“Das Lügenfernsehen” – Ein Kommentar


Am vergangenen Donnerstag zeigte Das Erste eine Panorama-Dokumentation über das vermeintliche “Lügenfernsehen” der Privatsender. Angeprangert wurde vor allem, dass dem Zuschauer immer weniger die Möglichkeit gegeben werde, bewusst zwischen Realität und Fiktion zu unterscheiden. Gemeint sind sogenannte “Scripted Reality”-Sendungen wie „Mitten im Leben“ (RTL) oder „We are Family“ (ProSieben), die bei vielen privaten Sendern mittlerweile die gesamte Nachmittagsschiene ausmachen.

Mehr oder weniger talentierte Laiendarsteller geben in mehr oder weniger überzeugenden Geschichten vermeintliche Einblicke in ihr Privatleben. So wird aus dem eigentlichen Single-Mann ohne Kind via Drehbuch schnell mal eben der streitbare Familienvater mit pubertierendem Sohn. Danach gefragt, warum man denn nicht einfach den Alltag der Menschen begleiten würde, brachte es eine Mutter, die mit ihrer Tochter in einem entsprechenden Format mitgewirkt hatte, auf den Punkt mit den Worten: “Das stinknormale Leben will doch keiner sehen. Das würde den Zuschauer nur langweilen”.

Die Kritik der Panorama-Redaktion betraf im Besonderen die eher dürftige Kennzeichnung der Formate als schlicht “frei erfunden”. Erste Stimmen kurz nach der Ausstrahlung monierten dabei allerdings, man solle doch viel stärker auf die Medienkompetenzen der Zuschauer vertrauen. Sicherlich: nach spätestens fünf Minuten sollte auch dem letzten Erwachsenen klar geworden sein, dass das, was da grade passiert, nicht echt sein kann. Sei es aufgrund der wunderlich realitätsfernen Dialoge, sei es aufgrund der meist schlechten schauspielerischen Leistungen.

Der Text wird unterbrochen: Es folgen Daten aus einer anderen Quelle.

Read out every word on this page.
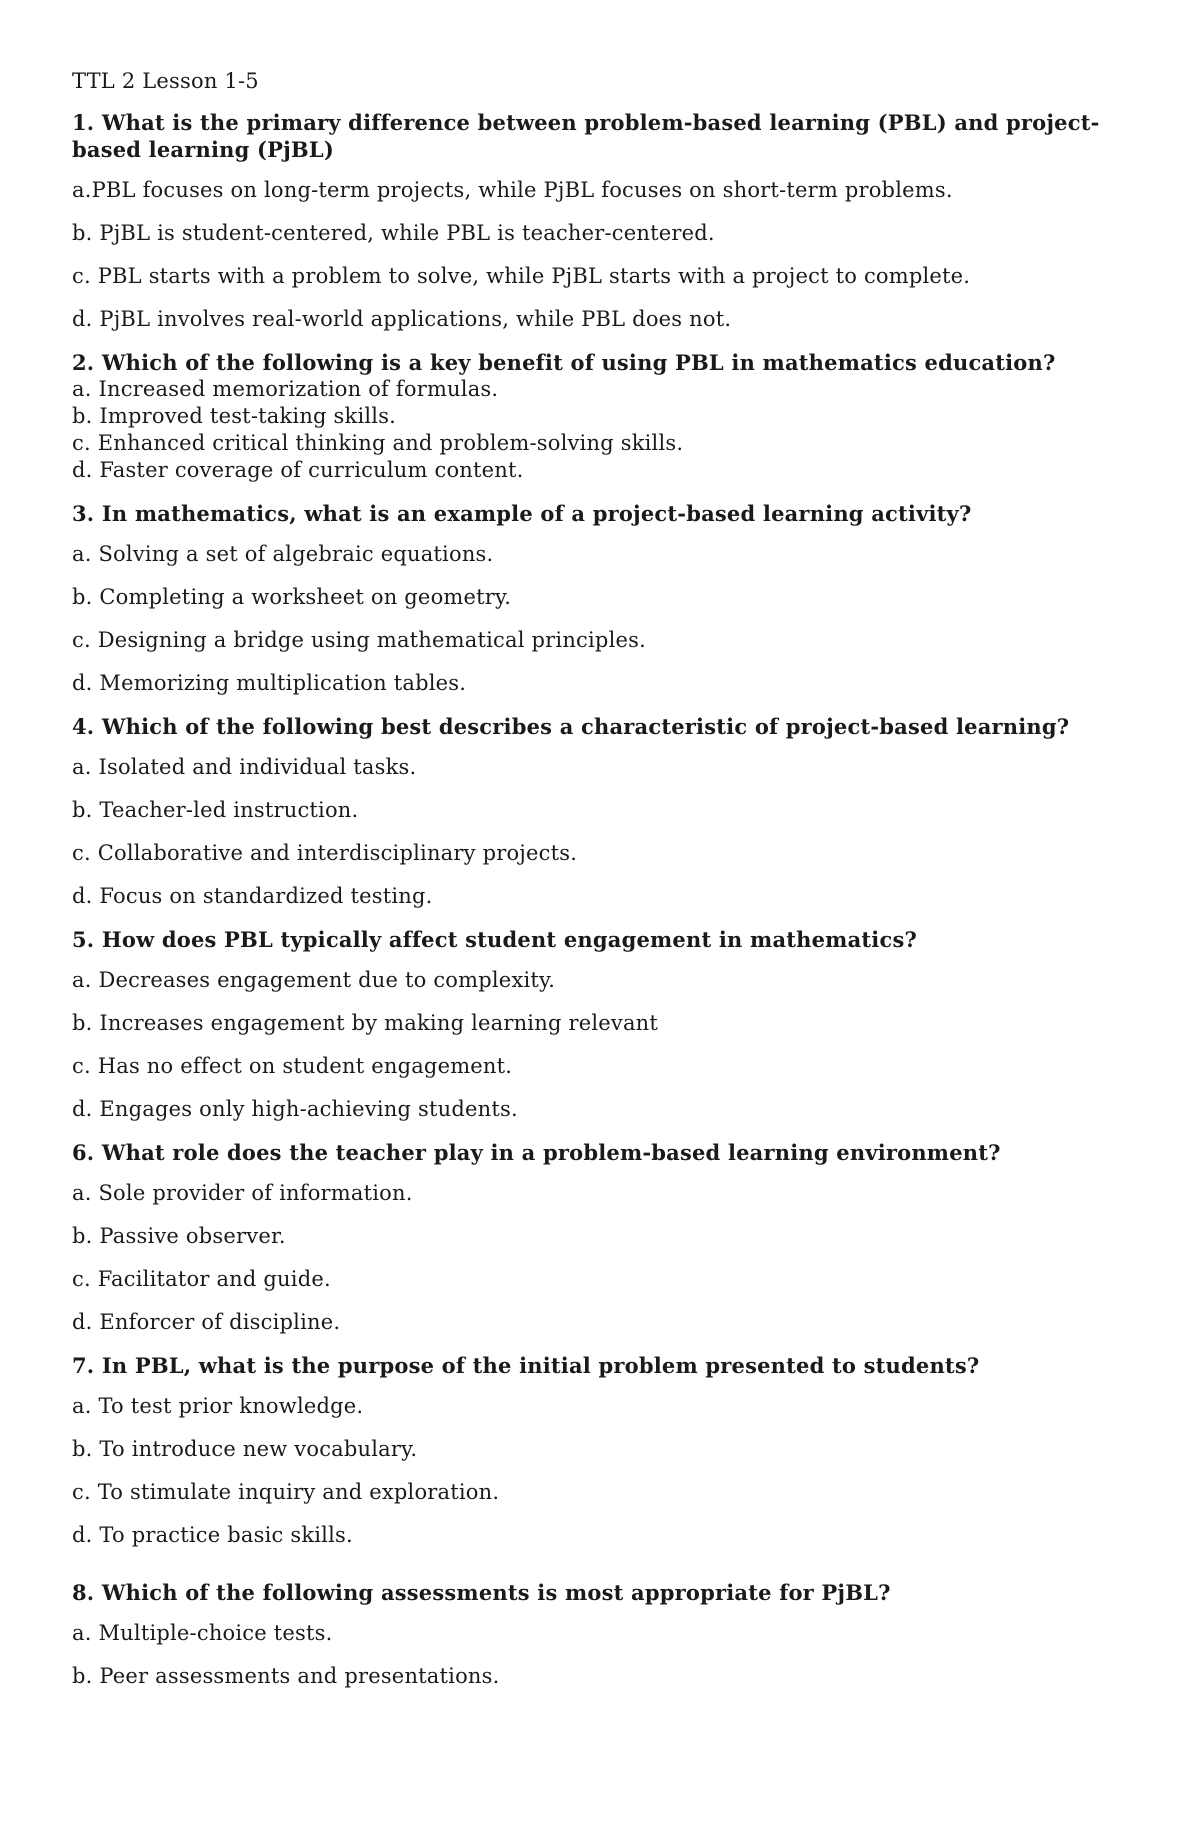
TTL 2 Lesson 1-5

1. What is the primary difference between problem-based learning (PBL) and project-based learning (PjBL)

a.PBL focuses on long-term projects, while PjBL focuses on short-term problems.

b. PjBL is student-centered, while PBL is teacher-centered.

c. PBL starts with a problem to solve, while PjBL starts with a project to complete.

d. PjBL involves real-world applications, while PBL does not.

2. Which of the following is a key benefit of using PBL in mathematics education?

a. Increased memorization of formulas.

b. Improved test-taking skills.

c. Enhanced critical thinking and problem-solving skills.

d. Faster coverage of curriculum content.

3. In mathematics, what is an example of a project-based learning activity?

a. Solving a set of algebraic equations.

b. Completing a worksheet on geometry.

c. Designing a bridge using mathematical principles.

d. Memorizing multiplication tables.

4. Which of the following best describes a characteristic of project-based learning?

a. Isolated and individual tasks.

b. Teacher-led instruction.

c. Collaborative and interdisciplinary projects.

d. Focus on standardized testing.

5. How does PBL typically affect student engagement in mathematics?

a. Decreases engagement due to complexity.

b. Increases engagement by making learning relevant

c. Has no effect on student engagement.

d. Engages only high-achieving students.

6. What role does the teacher play in a problem-based learning environment?

a. Sole provider of information.

b. Passive observer.

c. Facilitator and guide.

d. Enforcer of discipline.

7. In PBL, what is the purpose of the initial problem presented to students?

a. To test prior knowledge.

b. To introduce new vocabulary.

c. To stimulate inquiry and exploration.

d. To practice basic skills.

8. Which of the following assessments is most appropriate for PjBL?

a. Multiple-choice tests.

b. Peer assessments and presentations.
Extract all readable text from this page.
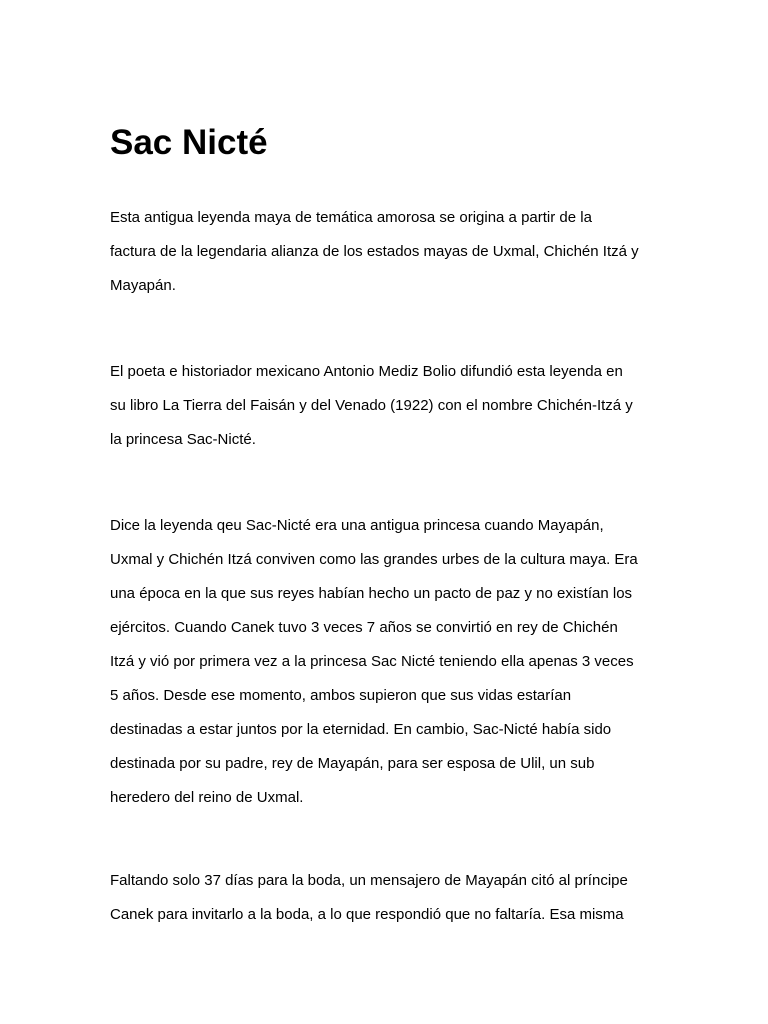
Sac Nicté

Esta antigua leyenda maya de temática amorosa se origina a partir de la
factura de la legendaria alianza de los estados mayas de Uxmal, Chichén Itzá y
Mayapán.

El poeta e historiador mexicano Antonio Mediz Bolio difundió esta leyenda en
su libro La Tierra del Faisán y del Venado (1922) con el nombre Chichén-Itzá y
la princesa Sac-Nicté.

Dice la leyenda qeu Sac-Nicté era una antigua princesa cuando Mayapán,
Uxmal y Chichén Itzá conviven como las grandes urbes de la cultura maya. Era
una época en la que sus reyes habían hecho un pacto de paz y no existían los
ejércitos. Cuando Canek tuvo 3 veces 7 años se convirtió en rey de Chichén
Itzá y vió por primera vez a la princesa Sac Nicté teniendo ella apenas 3 veces
5 años. Desde ese momento, ambos supieron que sus vidas estarían
destinadas a estar juntos por la eternidad. En cambio, Sac-Nicté había sido
destinada por su padre, rey de Mayapán, para ser esposa de Ulil, un sub
heredero del reino de Uxmal.

Faltando solo 37 días para la boda, un mensajero de Mayapán citó al príncipe
Canek para invitarlo a la boda, a lo que respondió que no faltaría. Esa misma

Problematisch werden diese Formate allerdings, wenn sie von Kindern und Jugendlichen geschaut werden, denen häufig noch die Fähigkeit abgeht, genau zu differenzieren. Weder vor, noch während der Sendungen wird in irgendeiner Weise darauf verwiesen, dass es sich dabei um oft frei erfundene Geschichten handelt. Erst am Ende – vom Zuschauer oft nicht wirklich wahrnehmbar – taucht mit Beginn des Abspanns ein entsprechender Schriftzug auf.

Doch sollten man wirklich so unvorsichtig mit der Grenzziehung zwischen Realität und Fiktion umgehen, zu einer Uhrzeit, in der Kinder und Jugendliche von der Schule nach Hause kommen und oft genug als erstes den Fernseher anschalten, um zu entspannen? Und war es nicht gerade die Problematik des Verwischens zwischen Realität und Fiktion, die schon häufiger im Bereich von Computer- und Videospielen zu intensiven Diskussionen führte? Und warum überhaupt das Risiko eingehen, dass es Zuschauer gibt, die die Geschichten am TV-Gerät für bare Münze nehmen? Sollten Jugendschutz-Erwägungen nicht über wirtschaftlichen Erwägungen seitens der TV-Sender stehen?

Eines ist klar: solange die Privatsender (allen voran RTL) mit “Scripted Reality” weiter gute Quoten machen, ist ein Ende dieser Formate nicht in Sicht. Doch alles hat seine Zeit. Talkshows, Gerichtsshows, Call-In-Formate – man muss nur lange genug warten. Und in der Zwischenzeit: einfach rausgehen und das eigene Leben genießen. Das ist oft viel spannender.